Regulatory uncertainty and the evolving market structure are providing a unique opportunity for exchanges that have not yet operated an interest rate futures or options market in Europe.

In the report Fixed Income Listed Derivatives in Europe: Incumbents Face New Threats, Celent analyzes the entry of new players into the listed interest rate derivatives market. Currently, the leading European exchanges are NYSE Liffe and Eurex. With the introduction of the European Market Infrastructure Regulation (EMIR), the current balance between listed and OTC derivatives is going to be affected, and the clear line between the two will blur. Besides EMIR, Basel III and Capital Requirements Directive implementations in Europe around capital requirements are expected to push some of the OTC flow into listed derivatives.

Changes in the market structure mean that the OTC derivatives trades that currently occur in interest rate swaps (IRS) will be electronically directed in the future to: 1) a request for quote (RFQ) IRS trading venue, and executed bilaterally when the product is extremely customized; 2) an RFQ IRS trading venue, and cleared when the product can be standardized by the sell side; or 3) to an order book IRS trading venue, and cleared when the product is easily standardized.

"Providers are trying to maximize their competitive advantage through their OTC derivatives clearing strategy,” says Anshuman Jaswal, PhD, Senior Analyst with Celent’s Securities & Investments Group and coauthor of the report. “Simultaneously, the new regulatory framework is going to involve the use of very large amounts of collateral, and trading firms are going to struggle to meet their collateral management needs in the next few years.

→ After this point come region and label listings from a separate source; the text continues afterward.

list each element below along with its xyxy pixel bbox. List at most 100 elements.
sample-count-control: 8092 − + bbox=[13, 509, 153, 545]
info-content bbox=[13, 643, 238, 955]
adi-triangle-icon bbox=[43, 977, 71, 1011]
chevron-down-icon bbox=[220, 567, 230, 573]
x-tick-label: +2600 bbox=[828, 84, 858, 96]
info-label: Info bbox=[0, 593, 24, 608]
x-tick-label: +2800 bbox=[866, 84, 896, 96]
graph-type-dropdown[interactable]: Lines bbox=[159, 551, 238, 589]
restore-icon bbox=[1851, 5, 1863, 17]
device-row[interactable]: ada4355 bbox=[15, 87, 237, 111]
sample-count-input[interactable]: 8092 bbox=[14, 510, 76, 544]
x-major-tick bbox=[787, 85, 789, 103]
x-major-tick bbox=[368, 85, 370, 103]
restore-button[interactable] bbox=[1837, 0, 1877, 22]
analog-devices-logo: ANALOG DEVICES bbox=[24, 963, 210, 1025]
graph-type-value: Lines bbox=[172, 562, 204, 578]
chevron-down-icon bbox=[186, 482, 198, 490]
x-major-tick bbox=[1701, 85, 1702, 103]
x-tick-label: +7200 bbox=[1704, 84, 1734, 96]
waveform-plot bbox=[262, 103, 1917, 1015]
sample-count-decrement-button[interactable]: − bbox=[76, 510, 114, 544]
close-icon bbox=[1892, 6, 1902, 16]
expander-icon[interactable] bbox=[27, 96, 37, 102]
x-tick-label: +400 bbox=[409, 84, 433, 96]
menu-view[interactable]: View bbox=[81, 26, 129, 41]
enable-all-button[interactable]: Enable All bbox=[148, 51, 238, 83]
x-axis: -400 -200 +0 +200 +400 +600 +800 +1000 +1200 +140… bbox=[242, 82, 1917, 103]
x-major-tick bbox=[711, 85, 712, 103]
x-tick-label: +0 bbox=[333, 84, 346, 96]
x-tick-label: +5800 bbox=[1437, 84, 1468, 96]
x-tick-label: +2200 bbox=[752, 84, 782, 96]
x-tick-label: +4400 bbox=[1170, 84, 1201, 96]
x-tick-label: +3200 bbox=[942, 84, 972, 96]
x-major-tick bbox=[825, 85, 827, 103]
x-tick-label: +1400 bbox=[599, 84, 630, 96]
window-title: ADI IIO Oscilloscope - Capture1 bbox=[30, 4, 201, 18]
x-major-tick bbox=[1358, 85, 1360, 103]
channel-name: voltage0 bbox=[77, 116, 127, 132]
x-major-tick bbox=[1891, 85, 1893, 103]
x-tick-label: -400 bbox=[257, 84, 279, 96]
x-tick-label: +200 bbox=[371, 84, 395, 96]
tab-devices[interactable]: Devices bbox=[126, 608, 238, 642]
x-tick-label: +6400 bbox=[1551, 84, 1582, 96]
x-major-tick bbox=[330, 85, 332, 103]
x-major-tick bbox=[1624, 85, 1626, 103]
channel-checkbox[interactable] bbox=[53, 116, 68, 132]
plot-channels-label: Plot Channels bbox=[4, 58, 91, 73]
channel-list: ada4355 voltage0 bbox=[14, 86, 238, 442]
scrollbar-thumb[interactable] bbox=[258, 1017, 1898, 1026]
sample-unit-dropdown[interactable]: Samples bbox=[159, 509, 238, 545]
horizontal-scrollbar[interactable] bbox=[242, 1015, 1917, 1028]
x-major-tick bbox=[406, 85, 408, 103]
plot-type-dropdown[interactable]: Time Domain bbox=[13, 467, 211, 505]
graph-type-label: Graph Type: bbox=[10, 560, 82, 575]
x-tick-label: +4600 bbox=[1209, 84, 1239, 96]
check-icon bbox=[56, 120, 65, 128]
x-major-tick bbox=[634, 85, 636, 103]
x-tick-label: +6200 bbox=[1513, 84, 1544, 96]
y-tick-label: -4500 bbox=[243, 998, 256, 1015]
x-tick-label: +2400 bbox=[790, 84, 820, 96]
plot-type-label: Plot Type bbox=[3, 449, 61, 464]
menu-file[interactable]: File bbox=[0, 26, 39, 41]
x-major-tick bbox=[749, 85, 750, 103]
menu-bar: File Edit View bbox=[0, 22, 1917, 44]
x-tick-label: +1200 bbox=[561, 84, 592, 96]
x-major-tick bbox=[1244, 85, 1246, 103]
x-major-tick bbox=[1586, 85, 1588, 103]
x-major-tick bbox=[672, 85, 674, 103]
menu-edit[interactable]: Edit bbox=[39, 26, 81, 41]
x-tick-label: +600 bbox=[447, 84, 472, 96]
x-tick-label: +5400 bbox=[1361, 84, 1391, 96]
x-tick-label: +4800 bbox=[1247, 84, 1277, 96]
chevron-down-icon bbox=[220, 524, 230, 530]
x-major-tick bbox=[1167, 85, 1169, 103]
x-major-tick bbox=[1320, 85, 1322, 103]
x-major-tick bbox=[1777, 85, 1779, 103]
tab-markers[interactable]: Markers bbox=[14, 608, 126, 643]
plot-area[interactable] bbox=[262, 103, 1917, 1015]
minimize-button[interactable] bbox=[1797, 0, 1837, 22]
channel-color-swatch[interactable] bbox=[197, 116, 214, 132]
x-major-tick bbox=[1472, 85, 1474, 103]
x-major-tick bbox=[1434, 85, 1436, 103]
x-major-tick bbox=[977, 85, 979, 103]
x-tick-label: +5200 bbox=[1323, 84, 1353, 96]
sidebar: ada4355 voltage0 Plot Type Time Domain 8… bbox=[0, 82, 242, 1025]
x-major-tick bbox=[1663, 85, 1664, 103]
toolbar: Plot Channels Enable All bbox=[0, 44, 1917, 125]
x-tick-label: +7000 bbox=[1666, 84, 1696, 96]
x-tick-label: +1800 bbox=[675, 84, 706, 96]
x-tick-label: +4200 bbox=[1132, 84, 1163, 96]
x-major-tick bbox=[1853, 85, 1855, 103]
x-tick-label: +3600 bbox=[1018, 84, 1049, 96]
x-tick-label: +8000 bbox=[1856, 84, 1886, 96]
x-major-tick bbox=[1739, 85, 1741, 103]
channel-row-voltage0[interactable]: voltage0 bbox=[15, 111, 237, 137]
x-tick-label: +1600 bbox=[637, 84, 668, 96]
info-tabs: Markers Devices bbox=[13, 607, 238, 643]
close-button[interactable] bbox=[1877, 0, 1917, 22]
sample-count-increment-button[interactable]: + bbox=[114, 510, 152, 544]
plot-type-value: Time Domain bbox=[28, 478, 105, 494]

The result will be leading exchanges working on their collateral management and cross-asset netting procedures.”

"Regulations have provided a window of opportunity for entrants in the listed fixed income derivatives market to challenge the leading exchanges," adds Joséphine de Chazournes, Senior Analyst with Celent’s Securities & Investments Group and coauthor of the report. “We are looking forward to seeing if the new competitors will be able to move entrenched liquidity.”

In this report, Celent provides insight into the potential evolution of the fixed income derivatives market in Europe. It provides an overview of current status, discusses the new initiatives that have already been announced, and finally provides potential scenarios of new developments in this market for the next few years.

This 28-page report contains seven figures and three tables.